Ook dit beeld is nu achterhaald. Tegenwoordig wordt over homoseksualiteit gesproken als “een diep verankerde oriëntatie op de wereld die zowel lichamelijke als psychische als relationele componenten heeft”. [2] In het artikel waar deze zin uit geciteerd is waarschuwt de schrijver, psychiater en bijzonder hoogleraar Gerrit Glas, voor een dualistisch denken dat homoseksualiteit als iets van het lichaam (aangeboren) of iets van de geest (voorkeur en geneigdheid) ziet. Hij zegt dat homoseksualiteit een biopsychisch fenomeen is dat tussen het lichamelijke en psychische inligt; “in de primaire affectieve (gevoelsmatige) oriëntatie en afstemming op de werkelijkheid, in houding en motoriek, in zintuigelijke oriëntatie en in elementaire voorkeuren en neigingen. Anders gezegd: je hebt geen homoseksualiteit, je bent homoseksueel”.[3]

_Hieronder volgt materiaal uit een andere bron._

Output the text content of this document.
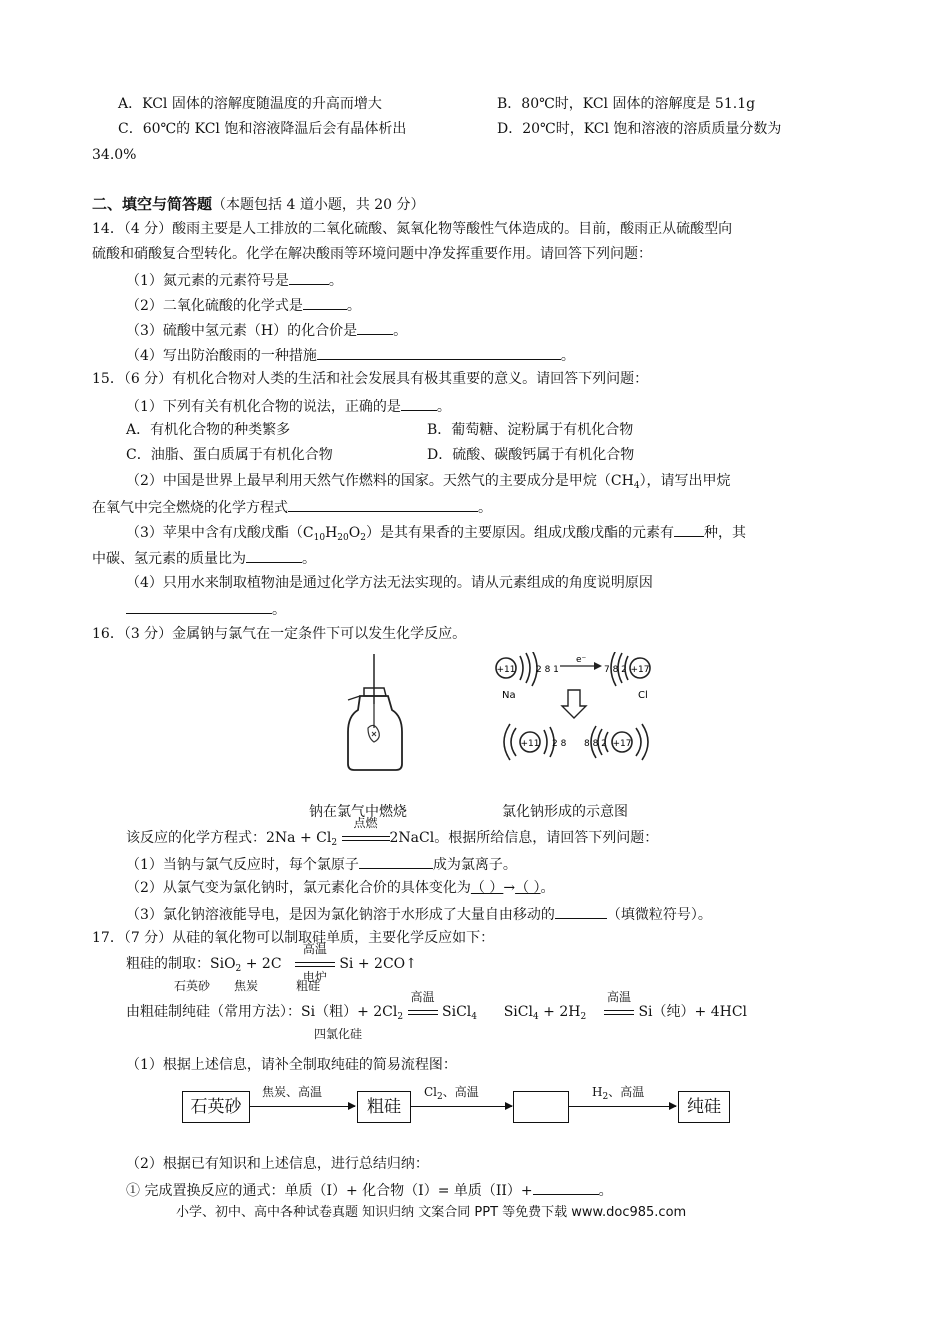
A．KCl 固体的溶解度随温度的升高而增大	B．80℃时，KCl 固体的溶解度是 51.1g
C．60℃的 KCl 饱和溶液降温后会有晶体析出	D．20℃时，KCl 饱和溶液的溶质质量分数为
34.0%
二、填空与简答题（本题包括 4 道小题，共 20 分）
14．（4 分）酸雨主要是人工排放的二氧化硫酸、氮氧化物等酸性气体造成的。目前，酸雨正从硫酸型向
硫酸和硝酸复合型转化。化学在解决酸雨等环境问题中净发挥重要作用。请回答下列问题：
（1）氮元素的元素符号是	。
（2）二氧化硫酸的化学式是	。
（3）硫酸中氢元素（H）的化合价是	。
（4）写出防治酸雨的一种措施	。
15．（6 分）有机化合物对人类的生活和社会发展具有极其重要的意义。请回答下列问题：
（1）下列有关有机化合物的说法，正确的是	。
A．有机化合物的种类繁多	B．葡萄糖、淀粉属于有机化合物
C．油脂、蛋白质属于有机化合物	D．硫酸、碳酸钙属于有机化合物
（2）中国是世界上最早利用天然气作燃料的国家。天然气的主要成分是甲烷$(CH_4)$，请写出甲烷
在氧气中完全燃烧的化学方程式	。
（3）苹果中含有戊酸戊酯$(C_{10}H_{20}O_2)$是其有果香的主要原因。组成戊酸戊酯的元素有 种，其
中碳、氢元素的质量比为	。
（4）只用水来制取植物油是通过化学方法无法实现的。请从元素组成的角度说明原因
。
16．（3 分）金属钠与氯气在一定条件下可以发生化学反应。
+11 2 8 1
Na
e⁻
7 8 2 +17
Cl
+11 2 8 8 8 2 +17
钠在氯气中燃烧	氯化钠形成的示意图
该反应的化学方程式：$2Na + Cl_2$
点燃
2NaCl。根据所给信息，请回答下列问题：
（1）当钠与氯气反应时，每个氯原子	成为氯离子。
（2）从氯气变为氯化钠时，氯元素化合价的具体变化为（ ）→（ ）。
（3）氯化钠溶液能导电，是因为氯化钠溶于水形成了大量自由移动的	（填微粒符号）。
17．（7 分）从硅的氧化物可以制取硅单质，主要化学反应如下：
粗硅的制取：SiO$_2$ + 2C
高温
电炉
Si + 2CO↑
石英砂 焦炭	粗硅
由粗硅制纯硅（常用方法）：Si（粗）+ $2Cl_2$
高温
SiCl$_4$ SiCl$_4$ + $2H_2$
高温
Si（纯）+ 4HCl
四氯化硅
（1）根据上述信息，请补全制取纯硅的简易流程图：
石英砂
焦炭、高温
粗硅
$Cl_2$、高温	$H_2$、高温
纯硅
（2）根据已有知识和上述信息，进行总结归纳：
① 完成置换反应的通式：单质（I）+ 化合物（I）= 单质（II）+	。
小学、初中、高中各种试卷真题 知识归纳 文案合同 PPT 等免费下载 www.doc985.com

Deze hedendaagse visie betekent dat verschillende discussies uit het verleden waarin uitgegaan werd van een tegenstelling tussen nature (aangeboren) en  nurture (aangeleerd), of meer recent tussen essentialisme (ik ben het) en constructivisme (ik heb het me eigen gemaakt) als te simplistisch afgedaan moeten worden. Ook het vaak gehanteerde onderscheid tussen geaardheid (zijn) en gedrag (doen) blijkt te kort te schieten. Wetenschappelijk onderzoek laat (nog) geen consensus zien over bijvoorbeeld de oorzaak van homoseksualiteit en het heeft dan ook geen zin dat leken in deze en aanverwante discussies te stellige argumenten aandragen voor de ene of de andere positie.[4] De afsluitende woorden van Mark Yarhouse in zijn hoofdstuk over de oorzaken van homoseksualiteit zijn heel bescheiden. “Voor nu is het misschien wel goed om een agnost te zijn over de oorzaken. Dit kan dan van invloed zijn op hoe we kijken naar, en omgaan met mensen die we kennen en die ons dierbaar zijn, die aangeven dat zij vallen op mensen van het gelijke geslacht. Dit kan ons de weg wijzen om verder te komen.”[5] Dit advies om op nederige wijze ontvankelijk te zijn om zo te leren en te groeien in de liefde voor mensen die anders zijn dan wij willen we volgen, en in deze artikelen verder uitwerken.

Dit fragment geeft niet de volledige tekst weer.